[plt-dev] Inexact integers

From: Joe Marshall (jmarshall at alum.mit.edu)
Date: Tue May 25 12:34:47 EDT 2010

On Tue, May 25, 2010 at 7:23 AM, Michael Sperber
<sperber at deinprogramm.de> wrote:
>
> There was also the idea that an inexact number may denote an interval -
> and that IEEE floating-point is an implementation of that idea.  I think
> this doesn't make sense:

It doesn't make sense at all, and it would be nice if most programmers
understood this.

> Of course, it's possible to view an IEEE number
> as denoting the interval between the IEEE number just before it and the
> one after it.

Not easily.  The problem is that there are a lot of numbers that are on
asymmetric intervals.  1 and 2 come to mind (but not 3).  You would like it
to be the case that  1+1 = 2 and 1+2 = 3, but because the intervals aren't
symmetric, you won't find a consistent definition of addition that causes
both of those to be true.  (You could define addition as a lookup table
with 2^52 entries, of course, but it wouldn't be the kind of addition that
normal people talk about.)

> However, the IEEE operations aren't defined in terms of
> those intervals: they are defined (simplifying somewhat) as operations
> on "exact" numbers followed by rounding.
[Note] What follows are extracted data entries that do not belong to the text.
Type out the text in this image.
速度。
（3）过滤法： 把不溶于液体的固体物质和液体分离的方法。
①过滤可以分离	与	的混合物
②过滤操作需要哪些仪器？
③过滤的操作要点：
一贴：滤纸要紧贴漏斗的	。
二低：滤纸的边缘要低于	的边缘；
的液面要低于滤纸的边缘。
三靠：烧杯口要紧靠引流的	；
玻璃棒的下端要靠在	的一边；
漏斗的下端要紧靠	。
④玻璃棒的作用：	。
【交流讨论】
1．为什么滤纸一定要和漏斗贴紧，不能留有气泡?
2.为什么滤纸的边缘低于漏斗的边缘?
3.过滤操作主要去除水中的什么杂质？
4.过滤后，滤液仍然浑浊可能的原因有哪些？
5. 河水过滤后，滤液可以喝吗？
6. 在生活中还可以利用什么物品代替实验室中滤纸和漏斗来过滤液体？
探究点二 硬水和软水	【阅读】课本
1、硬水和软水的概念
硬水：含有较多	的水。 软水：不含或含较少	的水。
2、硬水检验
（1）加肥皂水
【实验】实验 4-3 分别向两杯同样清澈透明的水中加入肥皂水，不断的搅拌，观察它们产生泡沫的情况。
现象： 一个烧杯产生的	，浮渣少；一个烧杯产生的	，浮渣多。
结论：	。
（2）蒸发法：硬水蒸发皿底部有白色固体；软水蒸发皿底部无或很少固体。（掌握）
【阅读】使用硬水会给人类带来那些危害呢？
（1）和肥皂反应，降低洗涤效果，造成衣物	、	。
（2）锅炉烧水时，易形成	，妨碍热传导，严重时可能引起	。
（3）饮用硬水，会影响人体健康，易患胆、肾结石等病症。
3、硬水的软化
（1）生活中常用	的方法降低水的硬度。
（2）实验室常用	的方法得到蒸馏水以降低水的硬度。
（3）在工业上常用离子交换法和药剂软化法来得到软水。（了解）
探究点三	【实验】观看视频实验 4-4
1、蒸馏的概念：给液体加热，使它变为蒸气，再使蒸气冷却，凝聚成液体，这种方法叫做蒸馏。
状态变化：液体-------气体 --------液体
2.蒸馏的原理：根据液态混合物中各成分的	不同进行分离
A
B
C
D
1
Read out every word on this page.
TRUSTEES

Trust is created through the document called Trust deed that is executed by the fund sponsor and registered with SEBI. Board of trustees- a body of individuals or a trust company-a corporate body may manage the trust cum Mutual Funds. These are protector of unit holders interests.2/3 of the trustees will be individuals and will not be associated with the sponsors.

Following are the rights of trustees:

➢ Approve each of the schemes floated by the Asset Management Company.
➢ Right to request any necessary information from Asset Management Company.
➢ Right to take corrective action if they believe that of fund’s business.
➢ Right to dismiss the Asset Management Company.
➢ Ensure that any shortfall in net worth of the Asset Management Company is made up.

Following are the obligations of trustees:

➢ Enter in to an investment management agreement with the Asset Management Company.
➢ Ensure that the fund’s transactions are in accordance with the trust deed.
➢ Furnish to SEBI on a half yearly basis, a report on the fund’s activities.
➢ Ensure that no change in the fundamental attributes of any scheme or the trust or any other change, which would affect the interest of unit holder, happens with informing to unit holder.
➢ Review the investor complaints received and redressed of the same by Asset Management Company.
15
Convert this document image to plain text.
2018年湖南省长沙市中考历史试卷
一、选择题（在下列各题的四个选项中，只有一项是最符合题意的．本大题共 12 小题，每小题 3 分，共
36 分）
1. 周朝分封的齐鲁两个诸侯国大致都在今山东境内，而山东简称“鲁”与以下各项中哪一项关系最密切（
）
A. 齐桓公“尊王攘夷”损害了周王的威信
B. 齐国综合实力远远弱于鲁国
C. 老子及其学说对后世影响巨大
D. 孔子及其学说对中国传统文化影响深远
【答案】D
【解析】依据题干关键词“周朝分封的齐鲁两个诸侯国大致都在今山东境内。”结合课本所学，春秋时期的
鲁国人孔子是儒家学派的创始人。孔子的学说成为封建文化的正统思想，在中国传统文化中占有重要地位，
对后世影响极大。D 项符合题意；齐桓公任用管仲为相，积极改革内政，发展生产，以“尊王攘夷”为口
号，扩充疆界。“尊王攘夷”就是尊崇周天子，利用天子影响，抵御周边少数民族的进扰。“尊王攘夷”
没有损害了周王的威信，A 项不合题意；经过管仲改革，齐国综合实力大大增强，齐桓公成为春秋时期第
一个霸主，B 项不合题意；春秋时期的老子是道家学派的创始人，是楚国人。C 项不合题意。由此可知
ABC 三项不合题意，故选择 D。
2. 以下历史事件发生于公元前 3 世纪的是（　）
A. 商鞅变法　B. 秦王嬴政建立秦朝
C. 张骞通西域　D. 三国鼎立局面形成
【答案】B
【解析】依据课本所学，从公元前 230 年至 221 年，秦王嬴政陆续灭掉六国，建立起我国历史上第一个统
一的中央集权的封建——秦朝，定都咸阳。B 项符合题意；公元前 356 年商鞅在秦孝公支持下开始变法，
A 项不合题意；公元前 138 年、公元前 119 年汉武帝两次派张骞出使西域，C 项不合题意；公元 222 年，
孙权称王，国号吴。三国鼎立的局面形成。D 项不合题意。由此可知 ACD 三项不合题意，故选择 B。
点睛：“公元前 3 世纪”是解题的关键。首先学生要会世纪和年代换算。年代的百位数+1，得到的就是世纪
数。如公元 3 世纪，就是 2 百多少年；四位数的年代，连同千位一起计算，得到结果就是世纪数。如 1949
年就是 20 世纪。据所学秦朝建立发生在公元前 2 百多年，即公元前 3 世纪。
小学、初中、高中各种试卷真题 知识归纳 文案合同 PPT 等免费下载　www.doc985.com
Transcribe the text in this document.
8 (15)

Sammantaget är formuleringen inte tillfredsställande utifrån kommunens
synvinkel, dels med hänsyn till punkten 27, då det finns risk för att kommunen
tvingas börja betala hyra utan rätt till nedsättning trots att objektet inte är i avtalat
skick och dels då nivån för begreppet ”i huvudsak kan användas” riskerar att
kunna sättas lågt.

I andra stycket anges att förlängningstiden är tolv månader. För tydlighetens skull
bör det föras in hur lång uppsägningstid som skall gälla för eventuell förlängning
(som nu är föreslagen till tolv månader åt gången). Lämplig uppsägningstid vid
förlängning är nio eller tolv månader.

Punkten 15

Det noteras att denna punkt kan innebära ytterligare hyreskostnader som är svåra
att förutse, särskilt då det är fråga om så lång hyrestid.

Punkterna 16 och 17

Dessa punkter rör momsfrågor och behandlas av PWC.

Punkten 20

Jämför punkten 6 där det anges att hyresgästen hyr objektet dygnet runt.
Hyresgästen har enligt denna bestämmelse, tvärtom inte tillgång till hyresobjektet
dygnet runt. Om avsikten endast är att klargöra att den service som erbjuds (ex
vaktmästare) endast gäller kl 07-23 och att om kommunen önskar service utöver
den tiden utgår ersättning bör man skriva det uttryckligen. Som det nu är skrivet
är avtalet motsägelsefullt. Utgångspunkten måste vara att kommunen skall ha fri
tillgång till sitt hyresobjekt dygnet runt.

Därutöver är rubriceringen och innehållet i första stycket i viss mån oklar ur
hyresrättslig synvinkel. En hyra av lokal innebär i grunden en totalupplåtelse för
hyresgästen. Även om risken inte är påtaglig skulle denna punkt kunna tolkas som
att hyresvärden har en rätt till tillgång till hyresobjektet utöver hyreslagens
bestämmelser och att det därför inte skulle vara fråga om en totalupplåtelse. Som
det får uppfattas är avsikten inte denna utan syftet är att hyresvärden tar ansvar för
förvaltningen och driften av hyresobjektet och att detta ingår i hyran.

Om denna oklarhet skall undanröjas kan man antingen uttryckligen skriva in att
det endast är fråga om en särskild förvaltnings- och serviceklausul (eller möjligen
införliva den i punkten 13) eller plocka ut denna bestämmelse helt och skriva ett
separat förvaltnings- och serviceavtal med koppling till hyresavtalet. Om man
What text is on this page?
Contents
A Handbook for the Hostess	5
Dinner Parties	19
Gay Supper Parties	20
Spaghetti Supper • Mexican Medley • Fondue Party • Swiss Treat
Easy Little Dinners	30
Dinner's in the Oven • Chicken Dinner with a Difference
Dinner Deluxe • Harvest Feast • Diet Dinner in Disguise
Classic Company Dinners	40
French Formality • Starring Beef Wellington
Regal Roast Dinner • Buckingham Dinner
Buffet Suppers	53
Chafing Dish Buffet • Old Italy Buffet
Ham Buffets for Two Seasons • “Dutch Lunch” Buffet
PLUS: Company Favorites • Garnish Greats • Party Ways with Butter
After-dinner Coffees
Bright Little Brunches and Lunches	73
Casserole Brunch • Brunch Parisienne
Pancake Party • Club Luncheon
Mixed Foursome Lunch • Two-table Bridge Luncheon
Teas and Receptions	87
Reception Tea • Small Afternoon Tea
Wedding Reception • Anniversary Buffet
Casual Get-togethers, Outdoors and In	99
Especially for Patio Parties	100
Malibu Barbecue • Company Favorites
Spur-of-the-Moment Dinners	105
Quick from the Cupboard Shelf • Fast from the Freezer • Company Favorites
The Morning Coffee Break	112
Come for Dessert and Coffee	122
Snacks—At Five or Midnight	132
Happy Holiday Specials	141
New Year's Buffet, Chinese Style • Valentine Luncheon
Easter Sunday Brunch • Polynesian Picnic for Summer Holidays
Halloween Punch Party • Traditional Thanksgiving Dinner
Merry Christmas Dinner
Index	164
Followed by rounding *if necessary*.  And it often isn't necessary.
Many so-called rounding errors come from the translation from base 10
input to base 2, or from base 2 to base 10 on printing.  The computation
itself can often proceed without rounding.  For example, integer arithmetic
for add, subtract, and multiply are *exact* for floating-point integer values
in the range -2^52 to 2^52.  There will be *no* rounding whatsoever.

Floating point isn't `magic' or a `black art', it's just a little trickier than
rationals, and maybe on par with complex numbers.